SOSTEGNO135 famiglie hanno usufruito degli aiuti economici offerti dalle diocesi dell'Umbria. Il fondo è di 1 milione 317 mila euro
• 12 ottobre 2009 15:47
Sono state 135 le famiglie che, dal luglio scorso, hanno potuto usufruire degli aiuti messi a disposizione dalle diocesi dell'Umbria con il fondo anticrisi: lo ha reso noto il presidente del consiglio di gestione del fondo stesso, monsignor Riccardo Fontana, che ne ha coordinato la riunione di venerdì scorso per l'ultima volta, essendo stato nominato nel frattempo vescovo di Arezzo.

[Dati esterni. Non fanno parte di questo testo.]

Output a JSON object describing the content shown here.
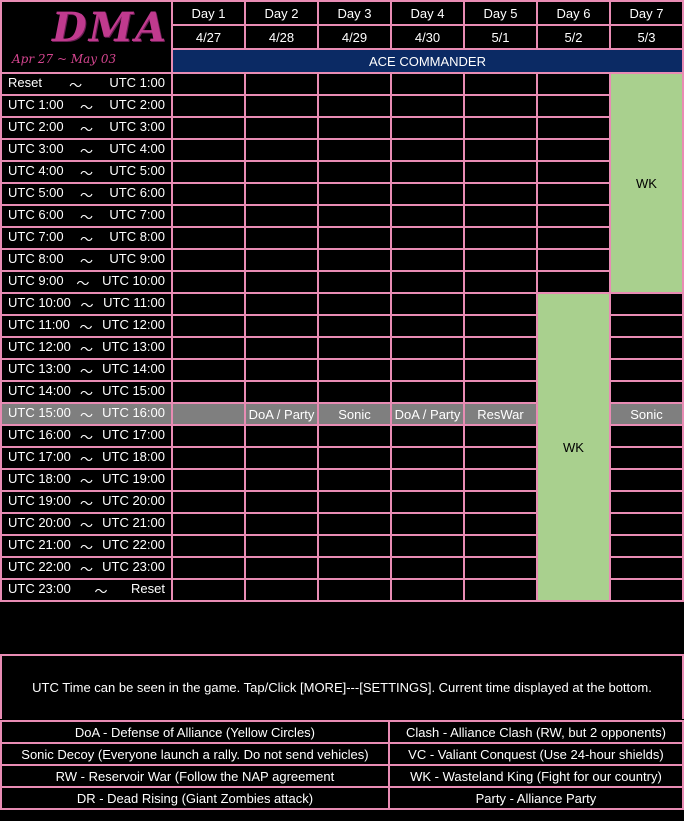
{
  "logo": {
    "title": "DMA",
    "subtitle": "Apr 27 ~ May 03"
  },
  "days": [
    "Day 1",
    "Day 2",
    "Day 3",
    "Day 4",
    "Day 5",
    "Day 6",
    "Day 7"
  ],
  "dates": [
    "4/27",
    "4/28",
    "4/29",
    "4/30",
    "5/1",
    "5/2",
    "5/3"
  ],
  "event_title": "ACE COMMANDER",
  "time_sep": "〜",
  "slots": [
    [
      "Reset",
      "UTC 1:00"
    ],
    [
      "UTC 1:00",
      "UTC 2:00"
    ],
    [
      "UTC 2:00",
      "UTC 3:00"
    ],
    [
      "UTC 3:00",
      "UTC 4:00"
    ],
    [
      "UTC 4:00",
      "UTC 5:00"
    ],
    [
      "UTC 5:00",
      "UTC 6:00"
    ],
    [
      "UTC 6:00",
      "UTC 7:00"
    ],
    [
      "UTC 7:00",
      "UTC 8:00"
    ],
    [
      "UTC 8:00",
      "UTC 9:00"
    ],
    [
      "UTC 9:00",
      "UTC 10:00"
    ],
    [
      "UTC 10:00",
      "UTC 11:00"
    ],
    [
      "UTC 11:00",
      "UTC 12:00"
    ],
    [
      "UTC 12:00",
      "UTC 13:00"
    ],
    [
      "UTC 13:00",
      "UTC 14:00"
    ],
    [
      "UTC 14:00",
      "UTC 15:00"
    ],
    [
      "UTC 15:00",
      "UTC 16:00"
    ],
    [
      "UTC 16:00",
      "UTC 17:00"
    ],
    [
      "UTC 17:00",
      "UTC 18:00"
    ],
    [
      "UTC 18:00",
      "UTC 19:00"
    ],
    [
      "UTC 19:00",
      "UTC 20:00"
    ],
    [
      "UTC 20:00",
      "UTC 21:00"
    ],
    [
      "UTC 21:00",
      "UTC 22:00"
    ],
    [
      "UTC 22:00",
      "UTC 23:00"
    ],
    [
      "UTC 23:00",
      "Reset"
    ]
  ],
  "highlight_events": [
    "",
    "DoA / Party",
    "Sonic",
    "DoA / Party",
    "ResWar",
    "",
    "Sonic"
  ],
  "wk_label": "WK",
  "wk_blocks": [
    {
      "day": "Day 7",
      "from": "Reset",
      "to": "UTC 10:00"
    },
    {
      "day": "Day 6",
      "from": "UTC 10:00",
      "to": "Reset"
    }
  ],
  "note": "UTC Time can be seen in the game. Tap/Click [MORE]---[SETTINGS]. Current time displayed at the bottom.",
  "legend": [
    [
      "DoA - Defense of Alliance (Yellow Circles)",
      "Clash - Alliance Clash (RW, but 2 opponents)"
    ],
    [
      "Sonic Decoy (Everyone launch a rally. Do not send vehicles)",
      "VC - Valiant Conquest (Use 24-hour shields)"
    ],
    [
      "RW - Reservoir War (Follow the NAP agreement",
      "WK - Wasteland King (Fight for our country)"
    ],
    [
      "DR - Dead Rising (Giant Zombies attack)",
      "Party - Alliance Party"
    ]
  ],
  "colors": {
    "border": "#e88cb4",
    "header_bar": "#0b2a64",
    "wk": "#a9d08e",
    "highlight_row": "#7f7f7f",
    "logo": "#c03a8e"
  }
}
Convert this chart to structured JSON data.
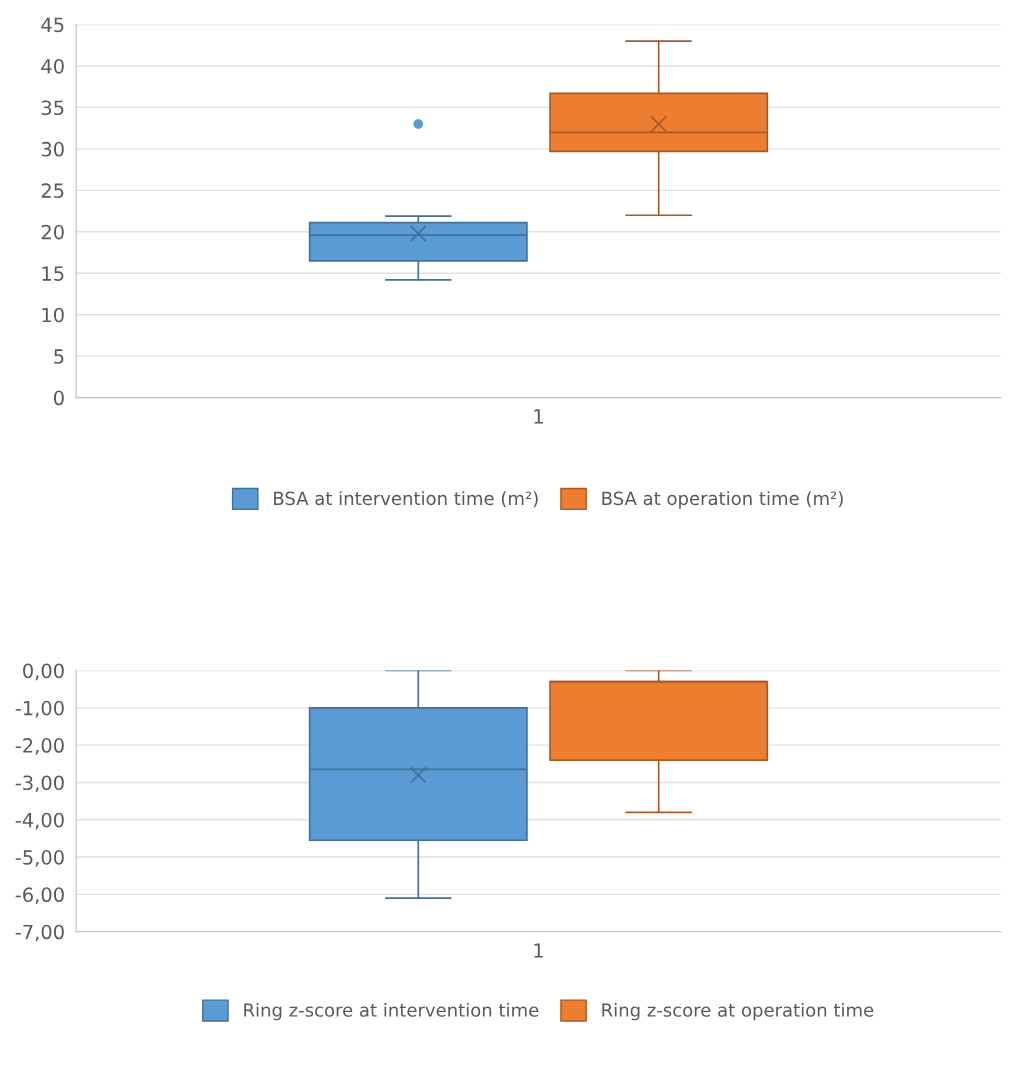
{
  "chart_data": [
    {
      "type": "box",
      "categories": [
        "1"
      ],
      "series": [
        {
          "name": "BSA at intervention time (m²)",
          "color": "#5b9bd5",
          "boxes": [
            {
              "low": 14.2,
              "q1": 16.5,
              "median": 19.6,
              "q3": 21.1,
              "high": 21.9,
              "mean": 19.8,
              "outliers": [
                33
              ]
            }
          ]
        },
        {
          "name": "BSA at operation time (m²)",
          "color": "#ed7d31",
          "boxes": [
            {
              "low": 22,
              "q1": 29.7,
              "median": 32,
              "q3": 36.7,
              "high": 43,
              "mean": 33
            }
          ]
        }
      ],
      "ylim": [
        0,
        45
      ],
      "yticks": [
        0,
        5,
        10,
        15,
        20,
        25,
        30,
        35,
        40,
        45
      ],
      "grid": "y",
      "legend": "bottom"
    },
    {
      "type": "box",
      "categories": [
        "1"
      ],
      "series": [
        {
          "name": "Ring z-score at intervention time",
          "color": "#5b9bd5",
          "boxes": [
            {
              "low": -6.1,
              "q1": -4.55,
              "median": -2.65,
              "q3": -1.0,
              "high": 0,
              "mean": -2.8
            }
          ]
        },
        {
          "name": "Ring z-score at operation time",
          "color": "#ed7d31",
          "boxes": [
            {
              "low": -3.8,
              "q1": -2.4,
              "median": -0.3,
              "q3": -0.3,
              "high": 0
            }
          ]
        }
      ],
      "ylim": [
        -7,
        0
      ],
      "yticks": [
        {
          "value": -7,
          "label": "-7,00"
        },
        {
          "value": -6,
          "label": "-6,00"
        },
        {
          "value": -5,
          "label": "-5,00"
        },
        {
          "value": -4,
          "label": "-4,00"
        },
        {
          "value": -3,
          "label": "-3,00"
        },
        {
          "value": -2,
          "label": "-2,00"
        },
        {
          "value": -1,
          "label": "-1,00"
        },
        {
          "value": 0,
          "label": "0,00"
        }
      ],
      "grid": "y",
      "legend": "bottom"
    }
  ]
}
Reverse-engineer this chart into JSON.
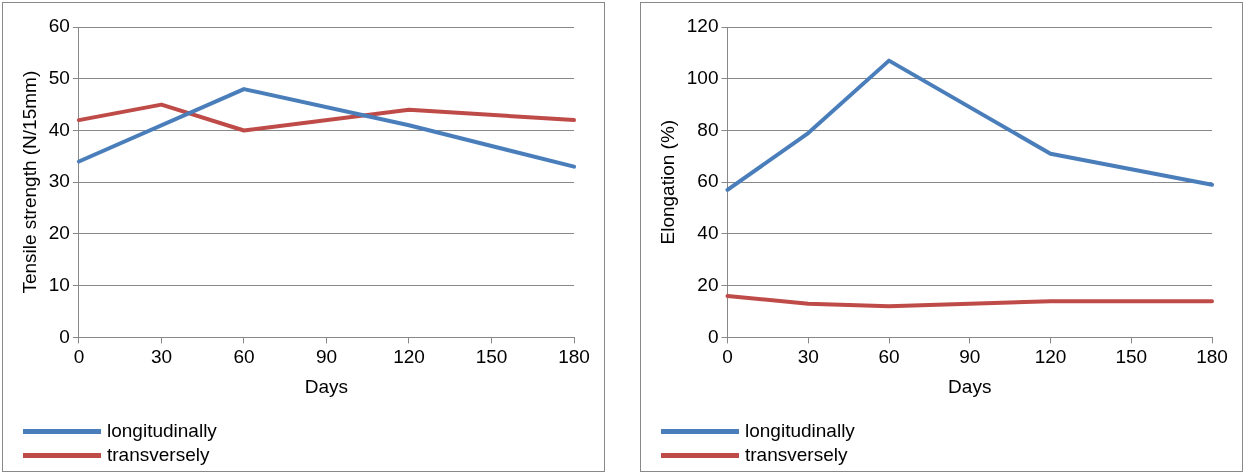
{
  "chart_data": [
    {
      "type": "line",
      "xlabel": "Days",
      "ylabel": "Tensile strength (N/15mm)",
      "xlim": [
        0,
        180
      ],
      "xticks": [
        0,
        30,
        60,
        90,
        120,
        150,
        180
      ],
      "ylim": [
        0,
        60
      ],
      "yticks": [
        0,
        10,
        20,
        30,
        40,
        50,
        60
      ],
      "grid": "y",
      "legend": "bottom left",
      "marker": "none",
      "line_style": "solid",
      "series": [
        {
          "name": "longitudinally",
          "color": "#4a7ebb",
          "x": [
            0,
            60,
            120,
            180
          ],
          "values": [
            34,
            48,
            41,
            33
          ]
        },
        {
          "name": "transversely",
          "color": "#be4b48",
          "x": [
            0,
            30,
            60,
            120,
            180
          ],
          "values": [
            42,
            45,
            40,
            44,
            42
          ]
        }
      ]
    },
    {
      "type": "line",
      "xlabel": "Days",
      "ylabel": "Elongation (%)",
      "xlim": [
        0,
        180
      ],
      "xticks": [
        0,
        30,
        60,
        90,
        120,
        150,
        180
      ],
      "ylim": [
        0,
        120
      ],
      "yticks": [
        0,
        20,
        40,
        60,
        80,
        100,
        120
      ],
      "grid": "y",
      "legend": "bottom left",
      "marker": "none",
      "line_style": "solid",
      "series": [
        {
          "name": "longitudinally",
          "color": "#4a7ebb",
          "x": [
            0,
            30,
            60,
            120,
            180
          ],
          "values": [
            57,
            79,
            107,
            71,
            59
          ]
        },
        {
          "name": "transversely",
          "color": "#be4b48",
          "x": [
            0,
            30,
            60,
            120,
            180
          ],
          "values": [
            16,
            13,
            12,
            14,
            14
          ]
        }
      ]
    }
  ]
}
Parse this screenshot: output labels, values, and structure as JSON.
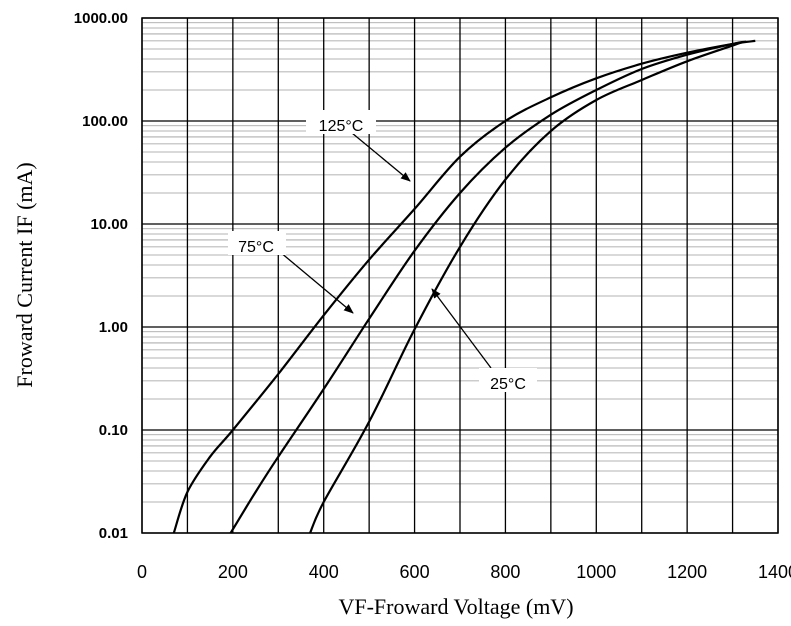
{
  "chart_data": {
    "type": "line",
    "xlabel": "VF-Froward Voltage (mV)",
    "ylabel": "Froward Current IF (mA)",
    "xlim": [
      0,
      1400
    ],
    "ylim": [
      0.01,
      1000
    ],
    "y_scale": "log",
    "grid": true,
    "x_ticks": [
      "0",
      "200",
      "400",
      "600",
      "800",
      "1000",
      "1200",
      "1400"
    ],
    "y_ticks": [
      "0.01",
      "0.10",
      "1.00",
      "10.00",
      "100.00",
      "1000.00"
    ],
    "series": [
      {
        "name": "125°C",
        "x": [
          70,
          100,
          150,
          200,
          300,
          400,
          500,
          600,
          700,
          800,
          900,
          1000,
          1100,
          1200,
          1300,
          1350
        ],
        "y": [
          0.01,
          0.025,
          0.055,
          0.1,
          0.35,
          1.3,
          4.5,
          14,
          45,
          100,
          170,
          260,
          360,
          460,
          560,
          600
        ]
      },
      {
        "name": "75°C",
        "x": [
          195,
          250,
          300,
          400,
          500,
          600,
          700,
          800,
          900,
          1000,
          1100,
          1200,
          1300,
          1330
        ],
        "y": [
          0.01,
          0.025,
          0.055,
          0.25,
          1.2,
          5.5,
          20,
          55,
          115,
          200,
          320,
          440,
          560,
          590
        ]
      },
      {
        "name": "25°C",
        "x": [
          370,
          400,
          500,
          600,
          700,
          800,
          900,
          1000,
          1100,
          1200,
          1300,
          1320
        ],
        "y": [
          0.01,
          0.02,
          0.12,
          0.95,
          6,
          27,
          80,
          160,
          250,
          380,
          540,
          580
        ]
      }
    ],
    "annotations": [
      {
        "text": "125°C",
        "target_series": "125°C"
      },
      {
        "text": "75°C",
        "target_series": "75°C"
      },
      {
        "text": "25°C",
        "target_series": "25°C"
      }
    ]
  }
}
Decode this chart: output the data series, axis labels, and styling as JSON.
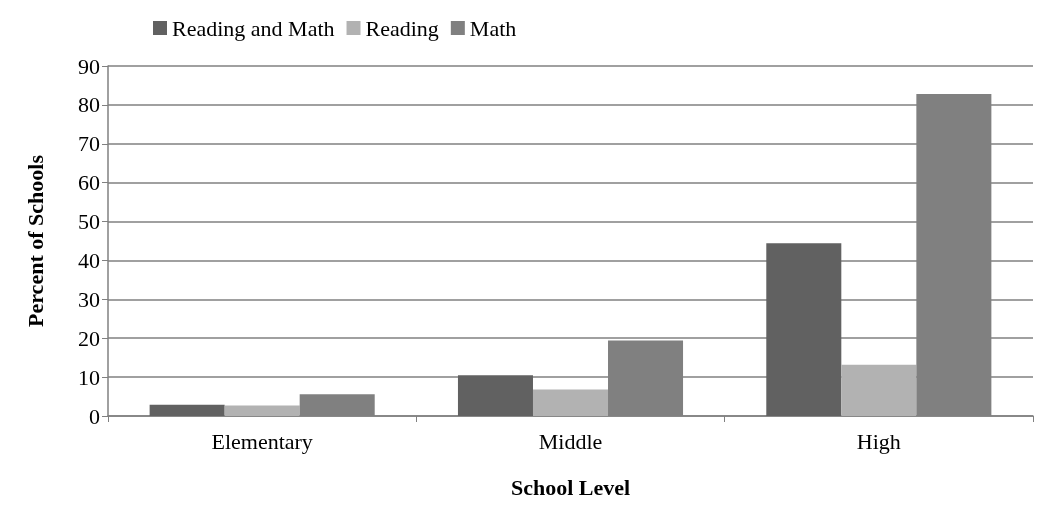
{
  "chart_data": {
    "type": "bar",
    "xlabel": "School Level",
    "ylabel": "Percent of Schools",
    "categories": [
      "Elementary",
      "Middle",
      "High"
    ],
    "series": [
      {
        "name": "Reading and Math",
        "color": "#616161",
        "values": [
          2.9,
          10.5,
          44.4
        ]
      },
      {
        "name": "Reading",
        "color": "#b2b2b2",
        "values": [
          2.7,
          6.8,
          13.2
        ]
      },
      {
        "name": "Math",
        "color": "#808080",
        "values": [
          5.6,
          19.4,
          82.8
        ]
      }
    ],
    "ylim": [
      0,
      90
    ],
    "yticks": [
      0,
      10,
      20,
      30,
      40,
      50,
      60,
      70,
      80,
      90
    ],
    "grid": "y",
    "legend": "top"
  }
}
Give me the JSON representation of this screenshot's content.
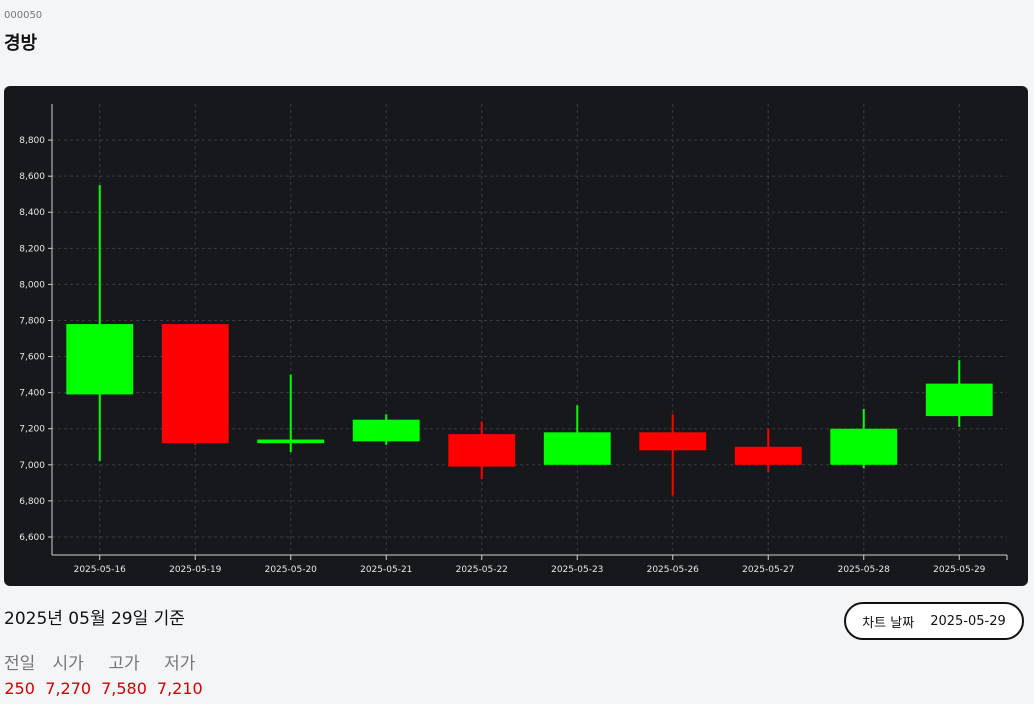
{
  "stock": {
    "code": "000050",
    "name": "경방"
  },
  "basis_text": "2025년 05월 29일 기준",
  "date_picker": {
    "label": "차트 날짜",
    "value": "2025-05-29"
  },
  "stats": [
    {
      "label": "전일",
      "value": "250"
    },
    {
      "label": "시가",
      "value": "7,270"
    },
    {
      "label": "고가",
      "value": "7,580"
    },
    {
      "label": "저가",
      "value": "7,210"
    }
  ],
  "colors": {
    "up": "#00ff00",
    "down": "#ff0000",
    "background": "#17181c",
    "text_up_down": "#d40000"
  },
  "chart_data": {
    "type": "candlestick",
    "title": "",
    "xlabel": "",
    "ylabel": "",
    "ylim": [
      6500,
      9000
    ],
    "yticks": [
      6600,
      6800,
      7000,
      7200,
      7400,
      7600,
      7800,
      8000,
      8200,
      8400,
      8600,
      8800
    ],
    "grid": true,
    "candles": [
      {
        "date": "2025-05-16",
        "open": 7390,
        "high": 8550,
        "low": 7020,
        "close": 7780
      },
      {
        "date": "2025-05-19",
        "open": 7780,
        "high": 7780,
        "low": 7110,
        "close": 7120
      },
      {
        "date": "2025-05-20",
        "open": 7120,
        "high": 7500,
        "low": 7070,
        "close": 7140
      },
      {
        "date": "2025-05-21",
        "open": 7130,
        "high": 7280,
        "low": 7110,
        "close": 7250
      },
      {
        "date": "2025-05-22",
        "open": 7170,
        "high": 7240,
        "low": 6920,
        "close": 6990
      },
      {
        "date": "2025-05-23",
        "open": 7000,
        "high": 7330,
        "low": 7000,
        "close": 7180
      },
      {
        "date": "2025-05-26",
        "open": 7180,
        "high": 7280,
        "low": 6830,
        "close": 7080
      },
      {
        "date": "2025-05-27",
        "open": 7100,
        "high": 7200,
        "low": 6960,
        "close": 7000
      },
      {
        "date": "2025-05-28",
        "open": 7000,
        "high": 7310,
        "low": 6980,
        "close": 7200
      },
      {
        "date": "2025-05-29",
        "open": 7270,
        "high": 7580,
        "low": 7210,
        "close": 7450
      }
    ]
  }
}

Soddisfatto per i risultati conseguiti sinora, l'ex presule spoletino - riferisce un comunicato - ha sottolineato che, nella gestione delle risorse del fondo, è stato «rigorosamente rispettato lo statuto ed il regolamento, nel rispetto dei tanti benefattori che hanno accolto l'iniziativa delle Chiese umbre nel contribuire a limitare i danni di questa crisi, i cui risvolti negativi non sono solo di natura materiale». «Il fondo - ha riferito lo stesso Fontana - ha raccolto ad oggi un milione 317 mila 121,03 euro, dei quali sono stati impegnati 309.900 e già erogati 127.450 (a 135 nuclei familiari). Il lavoro del consiglio di gestione è stato rapido e tutte le otto diocesi hanno esaminato celermente le richieste di aiuto trasmettendole allo stesso consiglio di gestione. Ciò a conferma dell'opera unitaria e sinergica svolta dalle otto Chiese sorelle fin dall'emergenza del terremoto del 1997». La somma raccolta al 9 ottobre è frutto del contributo di Fondazioni bancarie e banche (euro 756.904,00); Chiese umbre (euro 354.957,93); Aziende (100.150,00); Privati benefattori extraparrocchie (48.747,08); Parlamentari e Consiglieri regionali (35.561,02); Associazioni, Enti e Comitati (20.801,00).